N’en déplaise à ces deux intégrismes, l’immense majorité des Tunisiens savent ce qu’ils sont et se reconnaissent en tant que Nation « une personne vivante et perpétuelle qui a un corps organisé à conserver et à développer, des traditions à sauvegarder, des droits et devoirs séculaires, des richesses morales et matérielles à défendre contre la passion ou l’intérêt du moment, contre la volonté même de la majorité présente.

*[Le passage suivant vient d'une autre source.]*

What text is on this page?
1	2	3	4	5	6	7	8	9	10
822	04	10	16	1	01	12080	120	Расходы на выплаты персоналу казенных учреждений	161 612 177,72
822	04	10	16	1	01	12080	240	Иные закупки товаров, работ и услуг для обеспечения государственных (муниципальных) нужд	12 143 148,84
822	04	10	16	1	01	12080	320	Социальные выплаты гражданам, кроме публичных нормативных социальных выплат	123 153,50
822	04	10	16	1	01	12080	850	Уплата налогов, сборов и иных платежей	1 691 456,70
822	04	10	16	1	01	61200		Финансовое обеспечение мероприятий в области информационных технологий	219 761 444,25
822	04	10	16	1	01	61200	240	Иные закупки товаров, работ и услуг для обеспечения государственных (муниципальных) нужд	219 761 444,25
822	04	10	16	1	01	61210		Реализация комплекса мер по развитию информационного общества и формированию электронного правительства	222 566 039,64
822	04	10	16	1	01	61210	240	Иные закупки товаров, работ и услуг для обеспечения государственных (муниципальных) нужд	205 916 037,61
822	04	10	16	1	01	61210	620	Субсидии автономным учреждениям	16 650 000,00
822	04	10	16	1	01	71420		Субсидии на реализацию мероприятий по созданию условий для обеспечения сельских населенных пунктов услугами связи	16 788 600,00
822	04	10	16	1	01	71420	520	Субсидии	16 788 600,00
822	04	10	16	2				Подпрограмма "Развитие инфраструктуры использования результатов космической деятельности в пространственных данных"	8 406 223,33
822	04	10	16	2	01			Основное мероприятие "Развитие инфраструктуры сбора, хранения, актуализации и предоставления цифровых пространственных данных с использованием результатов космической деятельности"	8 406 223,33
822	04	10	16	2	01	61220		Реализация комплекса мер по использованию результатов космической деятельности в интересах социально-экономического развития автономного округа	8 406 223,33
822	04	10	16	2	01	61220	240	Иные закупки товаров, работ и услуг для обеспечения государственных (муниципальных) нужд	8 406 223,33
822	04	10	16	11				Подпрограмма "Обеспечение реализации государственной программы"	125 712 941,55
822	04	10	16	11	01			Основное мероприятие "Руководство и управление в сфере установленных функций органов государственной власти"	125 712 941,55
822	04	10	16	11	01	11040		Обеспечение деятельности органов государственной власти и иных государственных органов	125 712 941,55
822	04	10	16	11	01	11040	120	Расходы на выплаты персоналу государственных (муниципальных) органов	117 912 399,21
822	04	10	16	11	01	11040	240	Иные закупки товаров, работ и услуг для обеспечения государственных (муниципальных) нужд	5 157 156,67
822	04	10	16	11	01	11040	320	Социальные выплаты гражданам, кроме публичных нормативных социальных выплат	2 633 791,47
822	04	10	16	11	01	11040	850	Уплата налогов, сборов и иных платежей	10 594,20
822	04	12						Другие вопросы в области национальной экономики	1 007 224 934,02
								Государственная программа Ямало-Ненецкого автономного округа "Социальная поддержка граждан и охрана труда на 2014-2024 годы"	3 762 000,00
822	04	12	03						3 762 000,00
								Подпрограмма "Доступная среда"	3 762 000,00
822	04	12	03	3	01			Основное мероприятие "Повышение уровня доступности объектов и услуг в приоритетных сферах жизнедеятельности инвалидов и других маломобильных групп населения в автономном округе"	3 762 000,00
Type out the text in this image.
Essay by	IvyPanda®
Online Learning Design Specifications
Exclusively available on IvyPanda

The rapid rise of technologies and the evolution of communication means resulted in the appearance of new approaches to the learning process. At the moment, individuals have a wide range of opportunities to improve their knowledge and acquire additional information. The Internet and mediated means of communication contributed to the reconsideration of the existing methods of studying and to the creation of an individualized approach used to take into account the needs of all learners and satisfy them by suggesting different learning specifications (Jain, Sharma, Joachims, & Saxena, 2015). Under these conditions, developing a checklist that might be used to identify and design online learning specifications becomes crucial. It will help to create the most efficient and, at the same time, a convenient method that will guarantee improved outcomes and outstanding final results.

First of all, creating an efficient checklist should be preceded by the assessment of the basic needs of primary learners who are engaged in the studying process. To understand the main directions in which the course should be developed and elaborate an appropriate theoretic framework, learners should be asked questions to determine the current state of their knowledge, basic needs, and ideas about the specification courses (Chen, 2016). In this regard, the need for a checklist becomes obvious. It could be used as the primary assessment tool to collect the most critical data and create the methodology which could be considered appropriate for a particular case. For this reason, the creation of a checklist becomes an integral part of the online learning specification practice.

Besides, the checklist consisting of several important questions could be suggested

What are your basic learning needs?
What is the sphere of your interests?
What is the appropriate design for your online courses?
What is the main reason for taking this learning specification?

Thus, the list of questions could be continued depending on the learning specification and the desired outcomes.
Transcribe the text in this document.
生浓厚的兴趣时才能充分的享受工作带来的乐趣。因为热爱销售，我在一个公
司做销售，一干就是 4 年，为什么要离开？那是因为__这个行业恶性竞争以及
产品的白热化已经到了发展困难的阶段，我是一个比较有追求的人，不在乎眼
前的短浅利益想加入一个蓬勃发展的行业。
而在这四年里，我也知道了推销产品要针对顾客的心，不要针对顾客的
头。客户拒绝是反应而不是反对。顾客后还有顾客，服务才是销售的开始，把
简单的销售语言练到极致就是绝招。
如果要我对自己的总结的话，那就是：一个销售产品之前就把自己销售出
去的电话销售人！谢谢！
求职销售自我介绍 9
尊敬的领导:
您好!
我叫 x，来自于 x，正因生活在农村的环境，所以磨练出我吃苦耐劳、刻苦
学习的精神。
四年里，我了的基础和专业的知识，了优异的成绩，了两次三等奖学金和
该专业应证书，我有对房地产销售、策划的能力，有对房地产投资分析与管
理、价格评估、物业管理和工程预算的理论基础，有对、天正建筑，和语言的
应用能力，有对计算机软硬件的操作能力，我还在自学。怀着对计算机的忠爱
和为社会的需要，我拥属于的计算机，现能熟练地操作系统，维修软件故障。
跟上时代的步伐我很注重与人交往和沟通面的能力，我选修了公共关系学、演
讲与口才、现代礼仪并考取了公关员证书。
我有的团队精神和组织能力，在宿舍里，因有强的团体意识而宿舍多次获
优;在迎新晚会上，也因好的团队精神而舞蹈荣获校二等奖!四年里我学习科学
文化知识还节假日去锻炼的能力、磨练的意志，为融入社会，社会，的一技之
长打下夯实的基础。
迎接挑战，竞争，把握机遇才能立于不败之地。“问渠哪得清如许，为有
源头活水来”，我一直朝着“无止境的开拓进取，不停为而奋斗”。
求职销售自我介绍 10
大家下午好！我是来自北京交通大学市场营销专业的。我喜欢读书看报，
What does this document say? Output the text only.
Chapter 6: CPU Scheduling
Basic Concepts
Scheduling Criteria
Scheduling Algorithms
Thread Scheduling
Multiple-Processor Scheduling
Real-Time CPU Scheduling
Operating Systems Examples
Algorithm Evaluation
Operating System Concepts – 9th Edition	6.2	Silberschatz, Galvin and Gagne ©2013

Car l’intérêt actuel peut se trouver en contradiction avec l’intérêt futur. » N’en déplaise à ces deux intégrismes, l’immense majorité des Tunisiens ne veulent pas d’un « khalifat », encore moins d’un «khalife » aussi « inspiré » soit-il. Ils veulent, au contraire, un Etat gardien de leurs intérêts, soucieux de leur dignité, expression de leur volonté ; un Etat juste, efficace, honorable, humble et intègre. Bref, l’immense majorité des Tunisiens ne veulent pas d’un Etat croupion, mais un Etat-Nation qui rassemble et qui agit pour le bien de tous.